The performance in resistance activities related to the neuromuscular system is the result of the work carried out with the muscles involved in the technical movement of each sporting activity. A drop in performance is explained by a drop in the ability to produce force that originates at the central level (in the nervous system) and/or peripherally (in the muscular system) and that can materialize , in isolation or simultaneously in:

  1. Centralfatigue
    1. Less ability to simultaneously recruit muscle fibers. Therefore, fewer fibers working at the same time, less force and less range of motion.
    2. Lower frequency of electrical stimuli. Therefore, fewer calls to the fibers to work, less frequency of contraction and less frequency of movement.
    As a clear example in this regard, central fatigue is what causes us that the more distance we have run in a certain race or training session, the shorter the length and frequency of the stride, with the same number of heartbeats, the lower the speed.
  2. Peripheral fatigue
    1. Alterations in the reception of the electrical message that generate disturbances in the process of muscular contraction/relaxation.
    2. Fall in the intrinsic capacity of muscle fibers to generate force.
    Another very clear example that we have all more or less suffered in terms of the disturbance of the electrical message would be the ramps caused by dehydration. These involuntarily cause unwanted contractions that do not allow movements to be executed correctly or with the desired intensity.

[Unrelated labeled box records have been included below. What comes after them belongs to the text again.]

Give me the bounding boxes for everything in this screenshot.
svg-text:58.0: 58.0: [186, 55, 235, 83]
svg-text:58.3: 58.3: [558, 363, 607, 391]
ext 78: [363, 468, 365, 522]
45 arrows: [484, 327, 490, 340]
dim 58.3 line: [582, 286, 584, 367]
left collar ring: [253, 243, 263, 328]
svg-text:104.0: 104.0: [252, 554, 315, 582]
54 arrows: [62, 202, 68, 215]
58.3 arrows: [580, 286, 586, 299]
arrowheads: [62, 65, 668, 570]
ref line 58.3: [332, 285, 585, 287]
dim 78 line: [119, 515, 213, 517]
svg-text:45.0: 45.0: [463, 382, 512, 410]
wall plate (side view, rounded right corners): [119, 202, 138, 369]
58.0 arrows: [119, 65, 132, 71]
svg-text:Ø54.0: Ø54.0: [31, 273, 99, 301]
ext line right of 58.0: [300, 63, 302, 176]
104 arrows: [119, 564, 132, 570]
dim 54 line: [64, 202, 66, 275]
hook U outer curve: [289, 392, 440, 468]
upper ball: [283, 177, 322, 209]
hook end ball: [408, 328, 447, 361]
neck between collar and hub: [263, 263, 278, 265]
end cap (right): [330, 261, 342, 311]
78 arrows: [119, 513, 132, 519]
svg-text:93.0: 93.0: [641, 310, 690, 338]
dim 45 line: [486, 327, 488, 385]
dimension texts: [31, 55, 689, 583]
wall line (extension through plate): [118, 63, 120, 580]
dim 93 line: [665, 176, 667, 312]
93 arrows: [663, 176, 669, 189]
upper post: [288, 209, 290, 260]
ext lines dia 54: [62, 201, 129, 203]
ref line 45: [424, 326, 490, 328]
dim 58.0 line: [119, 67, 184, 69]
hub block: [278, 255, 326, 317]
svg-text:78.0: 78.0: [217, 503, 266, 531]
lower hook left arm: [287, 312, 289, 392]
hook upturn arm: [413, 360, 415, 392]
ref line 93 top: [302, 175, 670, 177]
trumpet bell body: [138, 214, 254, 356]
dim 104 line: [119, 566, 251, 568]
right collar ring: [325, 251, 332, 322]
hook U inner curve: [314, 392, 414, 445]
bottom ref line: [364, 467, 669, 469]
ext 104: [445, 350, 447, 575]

In general, all resistance activity practitioners tend to base all their training on the work of the cardiovascular system, disregarding any type of session related to strength and speed. And this is a mistake. It has been shown that the work of these two physical qualities improves performance in endurance activities thanks to an improvement in the mechanisms for the transmission of nervous orders, with which there is a direct contribution to the economy of the movements.

On a practical level, and thanks to current technology, we will be able to evaluate these levels of strength and efficiency and the evolution that training generates in these values. This will lead us to improve our training process and make greater use of our work sessions.